Sunday, April 23, 2006

O'Connor and Romer Involved in Worthy Effort to Strengthen Democracy...in America


Former Justice Sandra Day O'Connor and one-time Colorado Governor Roy Romer are co-chairing a national effort to reverse a long-time national slide toward civic ignorance.

The Campaign for the Civic Mission of Schools is encouraging what, from the beginning of the country's life deemed an essential element in the success of America: an informed public, educated in the functioning of America's constitutional system.

The founders understood that rule by, for, and of the people would quickly degenerate into mobocracy if the people had no understanding of government. Soon after the United States won its independence from England, legislation establishing the Northwest Territory (and detailing how states could be carved from the region) acknowledged the necessity of civic education by providing for the establishment of public schools.

Today, there is so much emphasis on Math and Science that citizenship education is given little attention. The results are predictable: low voter participation, particularly among young people; an alarming ignorance of our Constitution and history; and I would add, a susceptibility to demagoguery and sound-bite electioneering.
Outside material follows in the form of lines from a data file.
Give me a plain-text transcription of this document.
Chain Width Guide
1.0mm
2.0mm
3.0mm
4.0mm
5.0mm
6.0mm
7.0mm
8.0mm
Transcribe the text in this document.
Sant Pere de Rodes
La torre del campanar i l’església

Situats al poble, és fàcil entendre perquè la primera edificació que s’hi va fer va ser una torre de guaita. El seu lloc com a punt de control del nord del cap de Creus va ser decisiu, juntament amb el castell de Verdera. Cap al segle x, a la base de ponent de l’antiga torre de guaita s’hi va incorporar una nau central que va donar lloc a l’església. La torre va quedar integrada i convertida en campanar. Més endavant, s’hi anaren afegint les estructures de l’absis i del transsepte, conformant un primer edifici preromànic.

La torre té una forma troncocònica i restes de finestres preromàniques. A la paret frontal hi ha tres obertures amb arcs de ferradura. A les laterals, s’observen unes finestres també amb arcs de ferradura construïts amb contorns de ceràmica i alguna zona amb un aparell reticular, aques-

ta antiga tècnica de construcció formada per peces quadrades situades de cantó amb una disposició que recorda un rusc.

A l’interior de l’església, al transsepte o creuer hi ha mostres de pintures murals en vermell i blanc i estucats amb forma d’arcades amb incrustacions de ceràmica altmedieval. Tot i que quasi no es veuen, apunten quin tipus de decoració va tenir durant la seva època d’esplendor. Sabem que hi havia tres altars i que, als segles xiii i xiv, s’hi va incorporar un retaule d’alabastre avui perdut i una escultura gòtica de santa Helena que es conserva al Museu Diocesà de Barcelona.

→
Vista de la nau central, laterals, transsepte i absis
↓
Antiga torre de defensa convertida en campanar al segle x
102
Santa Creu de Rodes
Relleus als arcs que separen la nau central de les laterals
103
Already, according to Washington Post columnist David Broder, the Campaign for the Civic Mission of Schools is meeting with some success:
Coalitions have been formed to promote the cause in at least 18 states. The National Assessment of Educational Progress, known as the nation's report card, has agreed to test students on their civic knowledge every four years instead of every eight.
Broder adds:
The challenge [the campaign seeks to address] is heightened by the influx of immigrants, both legal and illegal, into this country. Sen. Lamar Alexander, a Tennessee Republican, has added an amendment to the stalled immigration reform bill creating a fund and incentives for preparing those recent arrivals for the duties and privileges of citizenship. But obviously, with voting participation as low as it is -- especially among young people -- many native-born Americans also need training in civics.
I wish this campaign well. So far as I'm concerned, civic education is at least as important as education in Math and Science and the Arts.

If you go to the campaign's web site, you'll find ways for individuals and communities to get involved.